Le timing a longtemps soulevé des questions. Les taux de natalité aux États-Unis et dans des dizaines d’autres pays ont commencé à baisser en 2007, la même année où Apple a mis en vente le premier iPhone. Deux nouveaux articles universitaires, soulignés par le New York Times, affirment désormais que ce chevauchement n’est pas une coïncidence.
Ce que la recherche a trouvé
L'économiste Caitlin Myers et son étudiant Ezekiel Hooper du Middlebury College ont construit leur argumentaire autour d'une bizarrerie structurelle : l'iPhone d'origine ne fonctionnait que sur le réseau d'AT&T. Cela leur a donné une expérience naturelle.

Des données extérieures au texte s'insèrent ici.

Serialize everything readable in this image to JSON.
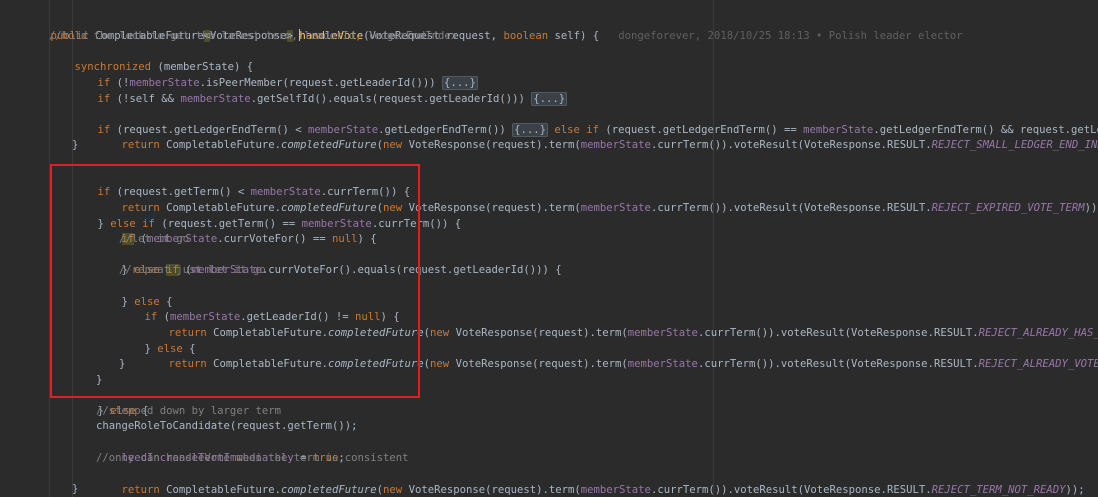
{
  "code": {
    "l1": {
      "k1": "public ",
      "t1": "CompletableFuture",
      "b1": "<",
      "t2": "VoteResponse",
      "b2": ">",
      "sp": " ",
      "m": "handleVote",
      "p1": "(VoteRequest request, ",
      "k2": "boolean",
      "p2": " self) {",
      "blame": "dongeforever, 2018/10/25 18:13 • Polish leader elector"
    },
    "l2": "//hold the lock to get the latest term, leaderId, ledgerEndIndex",
    "l3": {
      "k": "synchronized",
      "r": " (memberState) {"
    },
    "l4": {
      "k": "if",
      "a": " (!",
      "f": "memberState",
      "b": ".isPeerMember(request.getLeaderId())) ",
      "fold": "{...}"
    },
    "l5": {
      "k": "if",
      "a": " (!self && ",
      "f": "memberState",
      "b": ".getSelfId().equals(request.getLeaderId())) ",
      "fold": "{...}"
    },
    "l7": {
      "k": "if",
      "a": " (request.getLedgerEndTerm() < ",
      "f1": "memberState",
      "b": ".getLedgerEndTerm()) ",
      "fold": "{...}",
      "k2": " else if",
      "c": " (request.getLedgerEndTerm() == ",
      "f2": "memberState",
      "d": ".getLedgerEndTerm() && request.getLedgerEndIndex() <"
    },
    "l8": {
      "k": "return",
      "a": " CompletableFuture.",
      "m": "completedFuture",
      "b": "(",
      "k2": "new",
      "c": " VoteResponse(request).term(",
      "f": "memberState",
      "d": ".currTerm()).voteResult(VoteResponse.RESULT.",
      "e": "REJECT_SMALL_LEDGER_END_INDEX",
      "g": "));"
    },
    "l9": "}",
    "l11": {
      "k": "if",
      "a": " (request.getTerm() < ",
      "f": "memberState",
      "b": ".currTerm()) {"
    },
    "l12": {
      "k": "return",
      "a": " CompletableFuture.",
      "m": "completedFuture",
      "b": "(",
      "k2": "new",
      "c": " VoteResponse(request).term(",
      "f": "memberState",
      "d": ".currTerm()).voteResult(VoteResponse.RESULT.",
      "e": "REJECT_EXPIRED_VOTE_TERM",
      "g": "));"
    },
    "l13": {
      "a": "} ",
      "k": "else if",
      "b": " (request.getTerm() == ",
      "f": "memberState",
      "c": ".currTerm()) {"
    },
    "l14": {
      "k": "if",
      "a": " (",
      "f": "memberState",
      "b": ".currVoteFor() == ",
      "k2": "null",
      "c": ") {"
    },
    "l15": "//let it go",
    "l16": {
      "a": "} ",
      "k1": "else ",
      "k2": "if",
      "b": " (",
      "f": "memberState",
      "c": ".currVoteFor().equals(request.getLeaderId())) {"
    },
    "l17": "//repeat just let it go",
    "l18": {
      "a": "} ",
      "k": "else",
      "b": " {"
    },
    "l19": {
      "k": "if",
      "a": " (",
      "f": "memberState",
      "b": ".getLeaderId() != ",
      "k2": "null",
      "c": ") {"
    },
    "l20": {
      "k": "return",
      "a": " CompletableFuture.",
      "m": "completedFuture",
      "b": "(",
      "k2": "new",
      "c": " VoteResponse(request).term(",
      "f": "memberState",
      "d": ".currTerm()).voteResult(VoteResponse.RESULT.",
      "e": "REJECT_ALREADY_HAS_LEADER",
      "g": "));"
    },
    "l21": {
      "a": "} ",
      "k": "else",
      "b": " {"
    },
    "l22": {
      "k": "return",
      "a": " CompletableFuture.",
      "m": "completedFuture",
      "b": "(",
      "k2": "new",
      "c": " VoteResponse(request).term(",
      "f": "memberState",
      "d": ".currTerm()).voteResult(VoteResponse.RESULT.",
      "e": "REJECT_ALREADY_VOTED",
      "g": "));"
    },
    "l23": "}",
    "l24": "}",
    "l25": {
      "a": "} ",
      "k": "else",
      "b": " {"
    },
    "l26": "//stepped down by larger term",
    "l27": "changeRoleToCandidate(request.getTerm());",
    "l28": {
      "f": "needIncreaseTermImmediately",
      "a": " = ",
      "k": "true",
      "b": ";"
    },
    "l29": "//only can handleVote when the term is consistent",
    "l30": {
      "k": "return",
      "a": " CompletableFuture.",
      "m": "completedFuture",
      "b": "(",
      "k2": "new",
      "c": " VoteResponse(request).term(",
      "f": "memberState",
      "d": ".currTerm()).voteResult(VoteResponse.RESULT.",
      "e": "REJECT_TERM_NOT_READY",
      "g": "));"
    },
    "l31": "}"
  },
  "colors": {
    "background": "#2b2b2b",
    "keyword": "#cc7832",
    "field": "#9876aa",
    "comment": "#808080",
    "text": "#a9b7c6",
    "highlight_box": "#e21e21"
  }
}
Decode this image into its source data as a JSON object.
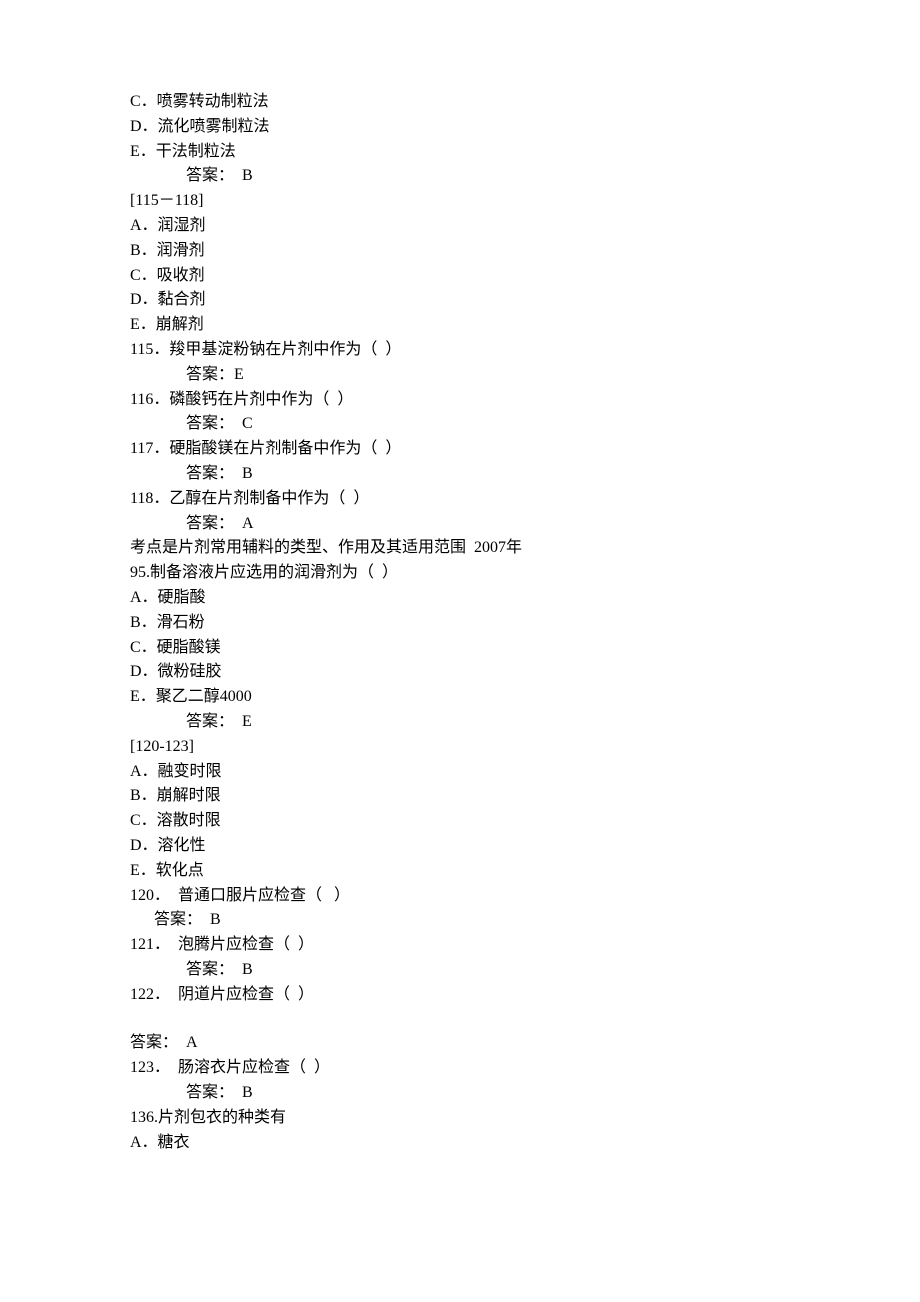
{
  "lines": [
    {
      "cls": "",
      "text": "C．喷雾转动制粒法"
    },
    {
      "cls": "",
      "text": "D．流化喷雾制粒法"
    },
    {
      "cls": "",
      "text": "E．干法制粒法"
    },
    {
      "cls": "indent1",
      "text": "答案：  B"
    },
    {
      "cls": "",
      "text": "[115－118]"
    },
    {
      "cls": "",
      "text": "A．润湿剂"
    },
    {
      "cls": "",
      "text": "B．润滑剂"
    },
    {
      "cls": "",
      "text": "C．吸收剂"
    },
    {
      "cls": "",
      "text": "D．黏合剂"
    },
    {
      "cls": "",
      "text": "E．崩解剂"
    },
    {
      "cls": "",
      "text": "115．羧甲基淀粉钠在片剂中作为（  ）"
    },
    {
      "cls": "indent1",
      "text": "答案：E"
    },
    {
      "cls": "",
      "text": "116．磷酸钙在片剂中作为（  ）"
    },
    {
      "cls": "indent1",
      "text": "答案：  C"
    },
    {
      "cls": "",
      "text": "117．硬脂酸镁在片剂制备中作为（  ）"
    },
    {
      "cls": "indent1",
      "text": "答案：  B"
    },
    {
      "cls": "",
      "text": "118．乙醇在片剂制备中作为（  ）"
    },
    {
      "cls": "indent1",
      "text": "答案：  A"
    },
    {
      "cls": "",
      "text": "考点是片剂常用辅料的类型、作用及其适用范围  2007年"
    },
    {
      "cls": "",
      "text": "95.制备溶液片应选用的润滑剂为（  ）"
    },
    {
      "cls": "",
      "text": "A．硬脂酸"
    },
    {
      "cls": "",
      "text": "B．滑石粉"
    },
    {
      "cls": "",
      "text": "C．硬脂酸镁"
    },
    {
      "cls": "",
      "text": "D．微粉硅胶"
    },
    {
      "cls": "",
      "text": "E．聚乙二醇4000"
    },
    {
      "cls": "indent1",
      "text": "答案：  E"
    },
    {
      "cls": "",
      "text": "[120-123]"
    },
    {
      "cls": "",
      "text": "A．融变时限"
    },
    {
      "cls": "",
      "text": "B．崩解时限"
    },
    {
      "cls": "",
      "text": "C．溶散时限"
    },
    {
      "cls": "",
      "text": "D．溶化性"
    },
    {
      "cls": "",
      "text": "E．软化点"
    },
    {
      "cls": "",
      "text": "120．  普通口服片应检查（   ）"
    },
    {
      "cls": "indent-small",
      "text": "答案：  B"
    },
    {
      "cls": "",
      "text": "121．  泡腾片应检查（  ）"
    },
    {
      "cls": "indent1",
      "text": "答案：  B"
    },
    {
      "cls": "",
      "text": "122．  阴道片应检查（  ）"
    },
    {
      "cls": "blank",
      "text": ""
    },
    {
      "cls": "",
      "text": "答案：  A"
    },
    {
      "cls": "",
      "text": "123．  肠溶衣片应检查（  ）"
    },
    {
      "cls": "indent1",
      "text": "答案：  B"
    },
    {
      "cls": "",
      "text": "136.片剂包衣的种类有"
    },
    {
      "cls": "",
      "text": "A．糖衣"
    }
  ]
}
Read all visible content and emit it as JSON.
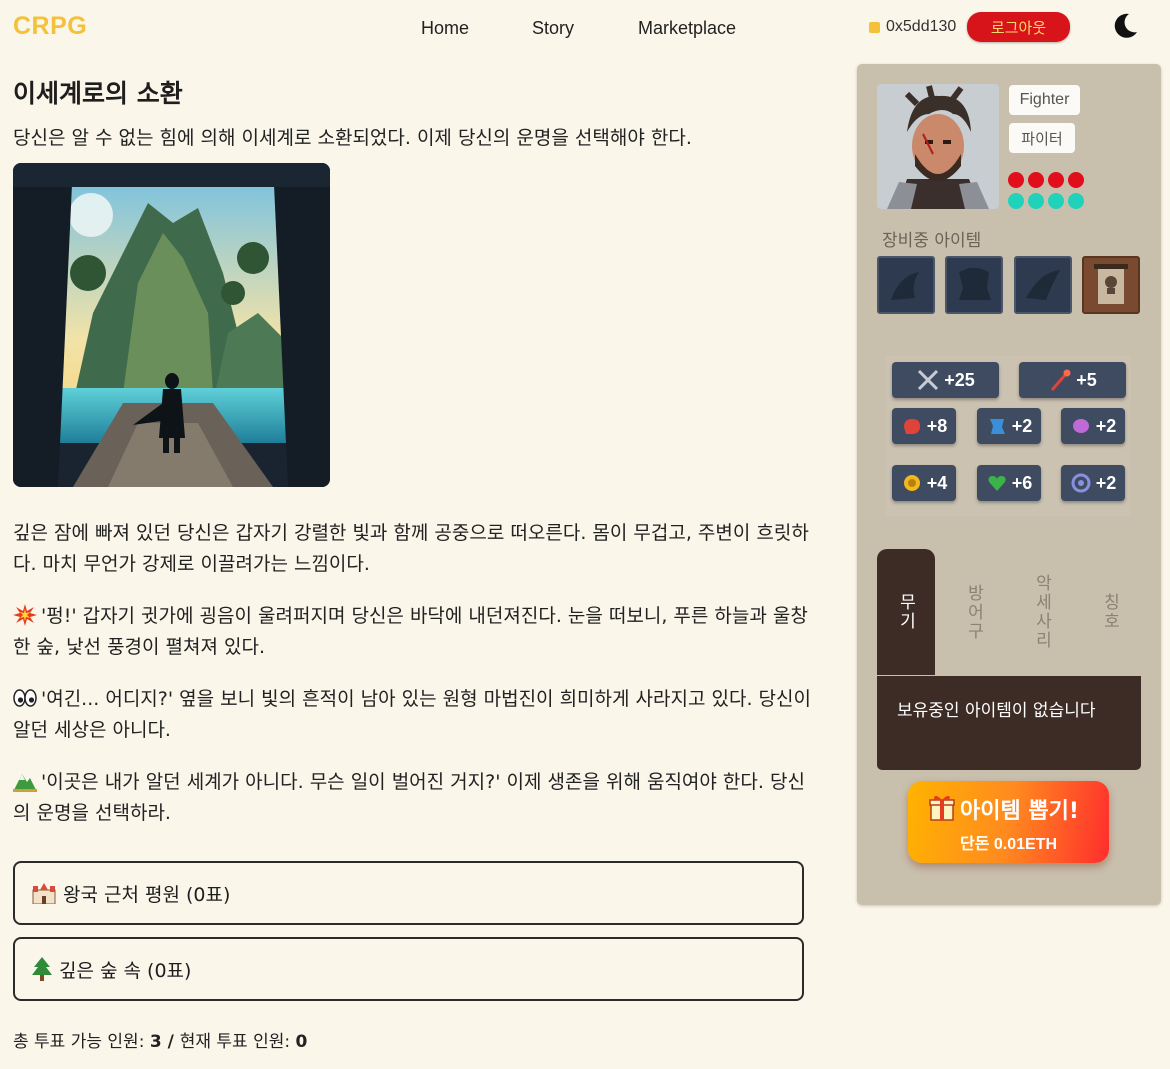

Les comtés bénéficiant d’une forte couverture AT&T ont bénéficié d’un accès anticipé aux smartphones, tandis que les comtés qui n’en disposaient pas ne l’ont généralement pas fait.
En comparant les données de fécondité de ces deux groupes, les chercheurs ont conclu que l’accès à l’iPhone était à l’origine de la moitié de la baisse du taux de natalité aux États-Unis entre 2007 et 2011, l’effet le plus marqué étant enregistré dans la tranche d’âge des 15 à 24 ans. Quant à la raison de cette baisse, les chercheurs soulignent que l'abandon des relations sociales en personne, un plus grand accès à la pornographie et une meilleure connaissance des options de contraception et d'avortement sont des explications possibles.
Une étude distincte a adopté une vision plus large. Hernan Moscoso Boedo, professeur d'économie à l'Université de Cincinnati, et Nathan Hudson, doctorant, ont examiné les données de la Banque mondiale couvrant 128 pays et ont constaté que les taux de fécondité des adolescentes ont fortement chuté une fois que les smartphones sont devenus courants, quelles que soient les différences de systèmes de santé, de religion ou de conditions économiques. Aux États-Unis, ils ont constaté que les comtés dotés d’un haut débit plus rapide et d’une couverture 4G ont connu une baisse plus forte du taux de natalité chez les adolescentes.
Une conclusion contestée
La recherche n’a pas réglé le débat. L'économiste du Baruch College, Theodore Joyce, souligne que les taux de natalité chez les adolescentes étaient déjà en baisse avant 2007 et affirme que l'hypothèse du smartphone, bien que plausible, n'est toujours pas prouvée.
Les études arrivent alors que les gouvernements des États-Unis, d’Europe et d’Asie de l’Est sont aux prises avec les conséquences économiques à long terme du déclin démographique. Si les smartphones constituent un moteur significatif, cela complique toute réponse politique. Contrairement à la récession ou aux coûts du logement, le temps passé devant un écran n’est pas quelque chose que les législateurs peuvent facilement éliminer par voie législative.